Don Hugo: Contempladas de lejos y desde arriba, las utopías no pueden ser más bellas. Todas me gustan porque todas son perfectas.
Don Víctor: Cada uno sabe lo que tiene que hacer, todos son iguales, todos están de acuerdo, nadie expresa dudas ni discrepancias, cada día es igual al anterior y al siguiente y el conjunto se basta a sí mismo.
Don Hugo: ¡Como en el ejército! ¿No ve que esta ciudad ideal es una mezcla de castillo y campamento romano?
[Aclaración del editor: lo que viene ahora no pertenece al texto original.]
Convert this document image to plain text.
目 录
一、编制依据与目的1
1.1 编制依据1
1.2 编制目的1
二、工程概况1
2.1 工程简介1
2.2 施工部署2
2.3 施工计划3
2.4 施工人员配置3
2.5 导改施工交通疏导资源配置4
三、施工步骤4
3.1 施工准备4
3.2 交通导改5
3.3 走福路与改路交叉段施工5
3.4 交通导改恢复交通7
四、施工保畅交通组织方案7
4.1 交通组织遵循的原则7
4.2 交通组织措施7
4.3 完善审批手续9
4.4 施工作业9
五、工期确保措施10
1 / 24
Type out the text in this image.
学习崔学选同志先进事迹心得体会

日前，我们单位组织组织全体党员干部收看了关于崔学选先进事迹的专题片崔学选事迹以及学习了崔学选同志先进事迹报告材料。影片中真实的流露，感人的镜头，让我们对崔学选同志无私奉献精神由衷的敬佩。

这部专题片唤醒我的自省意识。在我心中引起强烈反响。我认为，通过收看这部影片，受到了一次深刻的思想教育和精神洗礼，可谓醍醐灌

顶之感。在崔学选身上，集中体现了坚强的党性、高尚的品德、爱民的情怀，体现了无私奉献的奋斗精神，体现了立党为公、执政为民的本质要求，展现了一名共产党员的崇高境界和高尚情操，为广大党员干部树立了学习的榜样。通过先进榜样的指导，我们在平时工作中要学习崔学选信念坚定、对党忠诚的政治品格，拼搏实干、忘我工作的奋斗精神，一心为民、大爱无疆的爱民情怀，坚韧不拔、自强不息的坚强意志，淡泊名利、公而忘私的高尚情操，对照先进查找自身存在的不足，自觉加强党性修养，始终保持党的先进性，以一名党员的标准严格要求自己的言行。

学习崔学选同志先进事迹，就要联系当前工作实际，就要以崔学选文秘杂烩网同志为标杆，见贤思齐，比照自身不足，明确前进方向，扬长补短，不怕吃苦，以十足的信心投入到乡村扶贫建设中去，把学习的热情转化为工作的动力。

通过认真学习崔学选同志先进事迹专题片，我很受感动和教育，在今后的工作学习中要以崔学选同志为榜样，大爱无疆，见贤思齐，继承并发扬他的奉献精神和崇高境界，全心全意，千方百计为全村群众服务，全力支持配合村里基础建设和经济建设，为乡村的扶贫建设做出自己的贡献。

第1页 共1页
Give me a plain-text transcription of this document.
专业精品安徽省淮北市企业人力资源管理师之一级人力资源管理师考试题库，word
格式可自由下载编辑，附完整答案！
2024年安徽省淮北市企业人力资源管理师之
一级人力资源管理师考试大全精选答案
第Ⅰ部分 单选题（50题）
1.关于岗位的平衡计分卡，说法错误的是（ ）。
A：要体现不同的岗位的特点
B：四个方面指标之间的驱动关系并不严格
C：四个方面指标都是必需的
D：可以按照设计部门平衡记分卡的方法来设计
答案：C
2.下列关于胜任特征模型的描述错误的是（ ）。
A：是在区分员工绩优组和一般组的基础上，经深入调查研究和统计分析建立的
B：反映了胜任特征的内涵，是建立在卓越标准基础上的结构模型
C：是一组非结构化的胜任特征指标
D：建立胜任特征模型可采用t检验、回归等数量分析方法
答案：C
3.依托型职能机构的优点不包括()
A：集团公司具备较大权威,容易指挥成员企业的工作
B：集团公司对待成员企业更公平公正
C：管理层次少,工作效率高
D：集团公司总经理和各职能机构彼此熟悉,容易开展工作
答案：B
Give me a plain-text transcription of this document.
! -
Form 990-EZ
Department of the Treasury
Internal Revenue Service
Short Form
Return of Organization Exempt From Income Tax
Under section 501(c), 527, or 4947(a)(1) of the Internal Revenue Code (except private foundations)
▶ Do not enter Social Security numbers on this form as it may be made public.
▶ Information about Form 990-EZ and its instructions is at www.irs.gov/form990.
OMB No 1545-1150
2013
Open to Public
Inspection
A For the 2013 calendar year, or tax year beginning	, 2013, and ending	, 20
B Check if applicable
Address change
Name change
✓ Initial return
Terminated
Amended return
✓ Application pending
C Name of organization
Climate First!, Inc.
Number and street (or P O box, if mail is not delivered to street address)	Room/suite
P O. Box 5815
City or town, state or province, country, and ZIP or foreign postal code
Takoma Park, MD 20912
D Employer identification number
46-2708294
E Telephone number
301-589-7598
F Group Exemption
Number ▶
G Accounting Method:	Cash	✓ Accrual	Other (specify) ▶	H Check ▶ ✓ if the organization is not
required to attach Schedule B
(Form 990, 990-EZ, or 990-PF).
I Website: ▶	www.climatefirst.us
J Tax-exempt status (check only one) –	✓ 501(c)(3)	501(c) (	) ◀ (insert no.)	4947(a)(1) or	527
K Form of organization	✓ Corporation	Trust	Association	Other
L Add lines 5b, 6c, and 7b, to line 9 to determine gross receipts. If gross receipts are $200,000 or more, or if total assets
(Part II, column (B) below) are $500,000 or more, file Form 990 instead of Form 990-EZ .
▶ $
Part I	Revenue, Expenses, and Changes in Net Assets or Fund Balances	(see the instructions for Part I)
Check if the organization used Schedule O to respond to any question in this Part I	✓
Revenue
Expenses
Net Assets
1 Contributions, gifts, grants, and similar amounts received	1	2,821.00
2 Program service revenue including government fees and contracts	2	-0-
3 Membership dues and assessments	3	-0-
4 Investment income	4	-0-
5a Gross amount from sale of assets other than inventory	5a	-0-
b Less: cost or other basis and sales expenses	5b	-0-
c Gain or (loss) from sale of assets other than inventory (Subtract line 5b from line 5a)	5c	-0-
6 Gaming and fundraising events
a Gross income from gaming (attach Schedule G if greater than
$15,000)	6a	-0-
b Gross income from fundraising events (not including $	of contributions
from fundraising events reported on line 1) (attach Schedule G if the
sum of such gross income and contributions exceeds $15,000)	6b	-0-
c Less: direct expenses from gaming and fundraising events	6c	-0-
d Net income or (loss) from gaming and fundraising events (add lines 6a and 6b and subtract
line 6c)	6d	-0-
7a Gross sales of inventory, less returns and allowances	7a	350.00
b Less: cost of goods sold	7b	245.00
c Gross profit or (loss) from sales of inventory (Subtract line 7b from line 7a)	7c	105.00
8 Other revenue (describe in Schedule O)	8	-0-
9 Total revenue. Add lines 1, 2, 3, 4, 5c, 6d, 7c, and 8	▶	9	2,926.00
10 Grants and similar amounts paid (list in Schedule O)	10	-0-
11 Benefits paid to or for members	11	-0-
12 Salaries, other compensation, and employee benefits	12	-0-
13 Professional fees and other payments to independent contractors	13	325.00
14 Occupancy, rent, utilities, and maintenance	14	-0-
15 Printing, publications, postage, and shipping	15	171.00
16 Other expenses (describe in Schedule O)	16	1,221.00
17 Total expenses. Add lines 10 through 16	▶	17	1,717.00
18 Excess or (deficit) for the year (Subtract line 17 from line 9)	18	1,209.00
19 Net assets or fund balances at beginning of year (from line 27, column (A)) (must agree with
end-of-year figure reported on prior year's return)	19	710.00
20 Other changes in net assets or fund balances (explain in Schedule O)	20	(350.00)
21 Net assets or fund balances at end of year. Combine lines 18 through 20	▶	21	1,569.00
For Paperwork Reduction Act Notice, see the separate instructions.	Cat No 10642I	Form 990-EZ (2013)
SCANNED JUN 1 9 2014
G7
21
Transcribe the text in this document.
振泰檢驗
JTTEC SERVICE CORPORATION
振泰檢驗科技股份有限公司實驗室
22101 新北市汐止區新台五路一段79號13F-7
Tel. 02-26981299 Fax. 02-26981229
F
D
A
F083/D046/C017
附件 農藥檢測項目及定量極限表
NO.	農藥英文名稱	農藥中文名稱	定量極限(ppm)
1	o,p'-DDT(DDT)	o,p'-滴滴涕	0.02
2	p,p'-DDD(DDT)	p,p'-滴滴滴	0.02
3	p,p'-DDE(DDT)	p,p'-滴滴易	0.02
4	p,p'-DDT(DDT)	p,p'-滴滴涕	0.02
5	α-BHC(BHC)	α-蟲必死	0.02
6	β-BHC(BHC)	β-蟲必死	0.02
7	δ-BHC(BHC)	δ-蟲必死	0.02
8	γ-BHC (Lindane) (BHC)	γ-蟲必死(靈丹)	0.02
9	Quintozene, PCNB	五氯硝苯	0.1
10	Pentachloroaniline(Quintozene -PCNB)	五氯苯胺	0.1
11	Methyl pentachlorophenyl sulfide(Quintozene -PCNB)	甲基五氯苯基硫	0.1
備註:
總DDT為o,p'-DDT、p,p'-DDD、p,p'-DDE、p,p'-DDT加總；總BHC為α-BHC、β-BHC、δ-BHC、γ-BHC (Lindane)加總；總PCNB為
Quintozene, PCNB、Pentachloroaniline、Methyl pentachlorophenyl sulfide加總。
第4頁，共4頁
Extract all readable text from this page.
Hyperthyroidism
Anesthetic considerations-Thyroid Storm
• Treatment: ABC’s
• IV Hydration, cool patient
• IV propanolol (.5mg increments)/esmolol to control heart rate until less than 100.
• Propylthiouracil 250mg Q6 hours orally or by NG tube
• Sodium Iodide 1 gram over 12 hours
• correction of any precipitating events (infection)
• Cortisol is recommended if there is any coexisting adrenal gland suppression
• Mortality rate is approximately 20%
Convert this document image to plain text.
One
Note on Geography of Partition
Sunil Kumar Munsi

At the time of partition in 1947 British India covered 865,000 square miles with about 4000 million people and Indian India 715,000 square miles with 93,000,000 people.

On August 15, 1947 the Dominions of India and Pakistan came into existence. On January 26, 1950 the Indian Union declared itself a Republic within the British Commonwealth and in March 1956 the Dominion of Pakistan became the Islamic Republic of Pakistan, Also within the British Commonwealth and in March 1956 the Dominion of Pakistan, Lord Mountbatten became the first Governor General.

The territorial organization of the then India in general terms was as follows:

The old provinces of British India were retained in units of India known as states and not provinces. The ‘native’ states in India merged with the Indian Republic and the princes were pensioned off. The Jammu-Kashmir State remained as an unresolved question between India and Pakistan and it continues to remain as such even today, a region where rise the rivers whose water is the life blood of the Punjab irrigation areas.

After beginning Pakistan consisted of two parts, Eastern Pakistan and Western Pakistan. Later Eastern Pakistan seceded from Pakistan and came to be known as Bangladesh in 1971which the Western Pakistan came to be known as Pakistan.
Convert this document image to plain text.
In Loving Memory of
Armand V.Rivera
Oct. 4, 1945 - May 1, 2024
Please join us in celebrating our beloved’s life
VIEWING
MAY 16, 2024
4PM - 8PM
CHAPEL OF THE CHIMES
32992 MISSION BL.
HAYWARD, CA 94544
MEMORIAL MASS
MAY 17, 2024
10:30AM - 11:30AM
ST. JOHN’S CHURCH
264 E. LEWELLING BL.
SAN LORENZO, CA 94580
Don Víctor: Ahí está la pega, don Hugo… Cuando aterricemos en la plaza, recorramos sus calles y nos metamos en sus casas, luego nos preguntaremos: ¿y si quiero hacer otra cosa que la que me toca?, ¿y si se me antoja modificar la organización?, ¿y si prefiero salir por la puerta más allá de las fortificaciones que nos clausuran?, ¿y si…?
Don Hugo: La utopía nos cosifica, convirtiéndonos en piezas de su engranaje, predetermina nuestro comportamiento, ahoga toda iniciativa, en última instancia anula la libertad, que “es el bien más preciado” y condición de nuestra felicidad.
Don Víctor: Ahora bien, ¿cómo no tender a la utopía?, ¿qué sería de nosotros sin la esperanza de un mundo perfecto?… y, sin embargo, siendo inalcanzable para nosotros la perfección del Paraíso terrenal, lo ideal está en ese siempre insatisfactorio y conflictivo equilibrio inestable entre la libertad y el orden.
Don Hugo: En definitiva, don Víctor, que la utopía es la antítesis de la libertad.